The second major development is concern about excessive cost in capital cases. Prior to the recent era, cost concerns were rarely cited as a reason to withhold the death penalty, given the cost of long-term incarceration. But the price of capital punishment has increased dramatically, in part because of the heightened constitutional regulation of capital cases (including at trial and in various appeals), and in part because of the difficulties in translating capital sentences into actual executions. More than ever before, the decision of whether to seek death is as much a financial one (even in high execution states like Texas) as it is an abstract question of just punishment. Unlike the Depression—which produced the most executions in our nation’s history—the recent (and continuing) financial downturn has produced a new reticence to seek the death penalty.

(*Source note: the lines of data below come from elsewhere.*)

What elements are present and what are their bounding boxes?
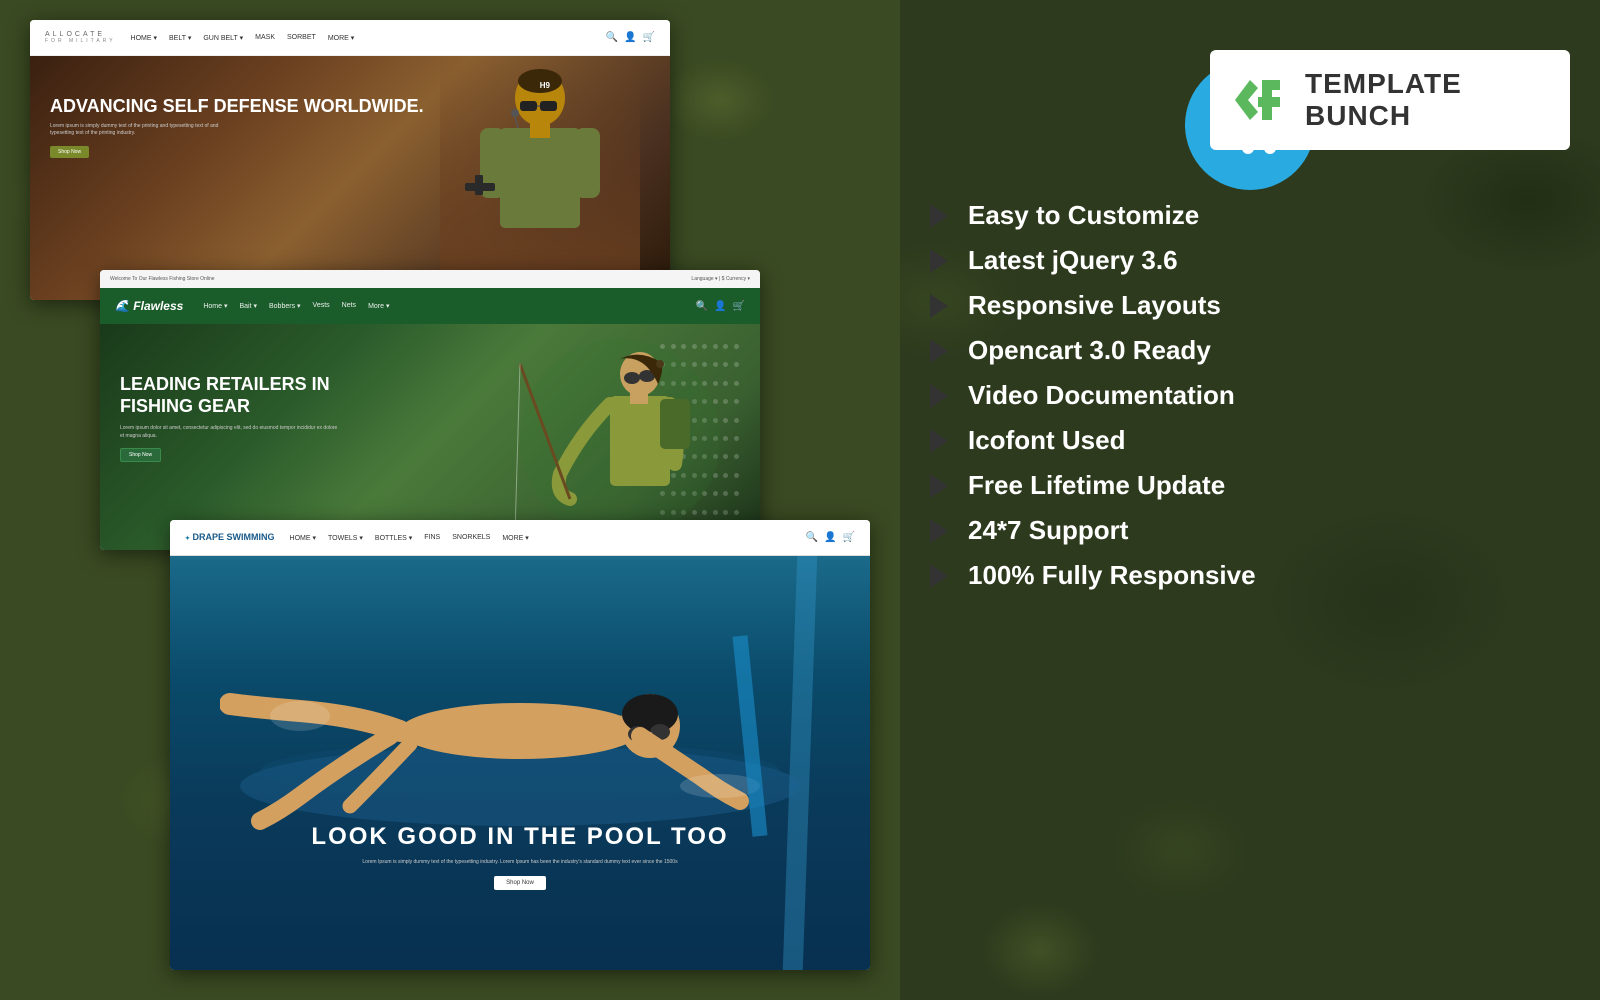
feature-item-5: Video Documentation <box>930 380 1570 411</box>
s3-logo: ✦ DRAPE SWIMMING <box>185 532 275 543</box>
s1-nav: HOME ▾ BELT ▾ GUN BELT ▾ MASK SORBET MOR… <box>131 34 591 42</box>
user-icon: 👤 <box>824 532 836 543</box>
cart-icon: 🛒 <box>643 32 655 43</box>
user-icon: 👤 <box>624 32 636 43</box>
s3-header-icons: 🔍 👤 🛒 <box>806 532 855 543</box>
s2-nav: Home ▾ Bait ▾ Bobbers ▾ Vests Nets More … <box>203 302 675 310</box>
s1-hero-subtitle: Lorem ipsum is simply dummy text of the … <box>50 123 230 138</box>
s2-hero: // Generate dots inline LEADING RETAILER… <box>100 324 760 550</box>
s3-shop-button[interactable]: Shop Now <box>494 876 546 890</box>
arrow-icon-7 <box>930 474 948 498</box>
feature-item-1: Easy to Customize <box>930 200 1570 231</box>
arrow-icon-8 <box>930 519 948 543</box>
s1-header-icons: 🔍 👤 🛒 <box>606 32 655 43</box>
s2-logo: 🌊 Flawless <box>115 299 183 313</box>
s2-header-icons: 🔍 👤 🛒 <box>696 301 745 312</box>
s3-nav: HOME ▾ TOWELS ▾ BOTTLES ▾ FINS SNORKELS … <box>290 534 791 542</box>
s2-topbar: Welcome To Our Flawless Fishing Store On… <box>100 270 760 288</box>
left-panel: ALLOCATE FOR MILITARY HOME ▾ BELT ▾ GUN … <box>0 0 900 1000</box>
swimmer-silhouette <box>220 586 820 846</box>
feature-text-4: Opencart 3.0 Ready <box>968 335 1211 366</box>
template-bunch-logo: TEMPLATE BUNCH <box>1210 50 1570 150</box>
arrow-icon-9 <box>930 564 948 588</box>
arrow-icon-1 <box>930 204 948 228</box>
cart-icon: 🛒 <box>843 532 855 543</box>
screenshot-swimming[interactable]: ✦ DRAPE SWIMMING HOME ▾ TOWELS ▾ BOTTLES… <box>170 520 870 970</box>
right-panel: TEMPLATE BUNCH Easy to Customize Latest … <box>900 0 1600 1000</box>
s1-header: ALLOCATE FOR MILITARY HOME ▾ BELT ▾ GUN … <box>30 20 670 56</box>
soldier-silhouette <box>460 63 620 293</box>
screenshot-military[interactable]: ALLOCATE FOR MILITARY HOME ▾ BELT ▾ GUN … <box>30 20 670 300</box>
s2-topbar-options: Language ▾ | $ Currency ▾ <box>691 276 750 282</box>
feature-item-4: Opencart 3.0 Ready <box>930 335 1570 366</box>
feature-item-2: Latest jQuery 3.6 <box>930 245 1570 276</box>
cart-icon: 🛒 <box>733 301 745 312</box>
s3-hero-subtitle: Lorem Ipsum is simply dummy text of the … <box>320 859 720 867</box>
s2-hero-subtitle: Lorem ipsum dolor sit amet, consectetur … <box>120 425 340 440</box>
features-list: Easy to Customize Latest jQuery 3.6 Resp… <box>930 200 1570 591</box>
arrow-icon-5 <box>930 384 948 408</box>
feature-text-2: Latest jQuery 3.6 <box>968 245 1178 276</box>
search-icon: 🔍 <box>696 301 708 312</box>
s1-logo: ALLOCATE FOR MILITARY <box>45 31 116 44</box>
s1-hero: ADVANCING SELF DEFENSE WORLDWIDE. Lorem … <box>30 56 670 300</box>
screenshot-fishing[interactable]: Welcome To Our Flawless Fishing Store On… <box>100 270 760 550</box>
s2-header: 🌊 Flawless Home ▾ Bait ▾ Bobbers ▾ Vests… <box>100 288 760 324</box>
feature-text-7: Free Lifetime Update <box>968 470 1225 501</box>
s1-hero-text: ADVANCING SELF DEFENSE WORLDWIDE. Lorem … <box>50 96 424 158</box>
s2-hero-text: LEADING RETAILERS IN FISHING GEAR Lorem … <box>120 374 340 462</box>
feature-text-9: 100% Fully Responsive <box>968 560 1256 591</box>
feature-text-3: Responsive Layouts <box>968 290 1221 321</box>
arrow-icon-2 <box>930 249 948 273</box>
s3-header: ✦ DRAPE SWIMMING HOME ▾ TOWELS ▾ BOTTLES… <box>170 520 870 556</box>
search-icon: 🔍 <box>806 532 818 543</box>
feature-item-6: Icofont Used <box>930 425 1570 456</box>
arrow-icon-4 <box>930 339 948 363</box>
s2-shop-button[interactable]: Shop Now <box>120 448 161 462</box>
screenshots-container: ALLOCATE FOR MILITARY HOME ▾ BELT ▾ GUN … <box>0 0 900 1000</box>
gun-label: H9 <box>540 81 550 90</box>
feature-text-6: Icofont Used <box>968 425 1125 456</box>
arrow-icon-6 <box>930 429 948 453</box>
user-icon: 👤 <box>714 301 726 312</box>
feature-text-5: Video Documentation <box>968 380 1235 411</box>
search-icon: 🔍 <box>606 32 618 43</box>
feature-text-1: Easy to Customize <box>968 200 1199 231</box>
arrow-icon-3 <box>930 294 948 318</box>
s3-hero: LOOK GOOD IN THE POOL TOO Lorem Ipsum is… <box>170 556 870 970</box>
s1-hero-title: ADVANCING SELF DEFENSE WORLDWIDE. <box>50 96 424 118</box>
feature-item-7: Free Lifetime Update <box>930 470 1570 501</box>
tb-logo-mark <box>1230 70 1290 130</box>
feature-text-8: 24*7 Support <box>968 515 1128 546</box>
s2-hero-title: LEADING RETAILERS IN FISHING GEAR <box>120 374 340 417</box>
fisher-silhouette <box>510 334 730 544</box>
feature-item-9: 100% Fully Responsive <box>930 560 1570 591</box>
s2-topbar-welcome: Welcome To Our Flawless Fishing Store On… <box>110 276 215 282</box>
feature-item-3: Responsive Layouts <box>930 290 1570 321</box>
feature-item-8: 24*7 Support <box>930 515 1570 546</box>
s1-shop-button[interactable]: Shop Now <box>50 146 89 158</box>
template-bunch-text: TEMPLATE BUNCH <box>1305 68 1550 132</box>
s1-figure <box>440 56 640 300</box>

And finally, the current era marks the first time in American history that states have widely embraced life-without-possibility-of-parole (LWOP) as an alternative to the death penalty. Much modern support for the death penalty is rooted in fear of recidivism by offenders (Texas, for example, requires a jury to find that a defendant constitutes a “future danger” to impose the death penalty), and the introduction of LWOP has removed one of the most salient “pro”-death penalty considerations. Indeed, despite continued high polling support for capital punishment among Americans on the simple question of whether murder should be punished by death, the level of support drops significantly when the poll offers LWOP as a specific alternative. Moreover, unlike in the 1970s, violent crime and homicide rates are not on the upswing, despite the widespread unemployment that has attended the nation’s economic crises.
Thus, although American history is replete with (over)confident predictions of the death penalty’s impending demise, the present moment brings the genuine possibility of permanent abolition via judicial decision. The high drama of particular executions makes the American death penalty appear more entrenched and routine than it truly is, and obscures the broader trends and transformations. Such executions can also accelerate the movement toward abolition. And the execution of Troy Davis captures many of the vices—doubt, unfairness, expense—that could well cost the death penalty its life.
Carol S. Steiker is the Henry J. Friendly Professor of Law at Harvard Law School. Jordan M. Steiker is the Judge Robert M. Parker Endowed Chair in Law at the University of Texas School of Law.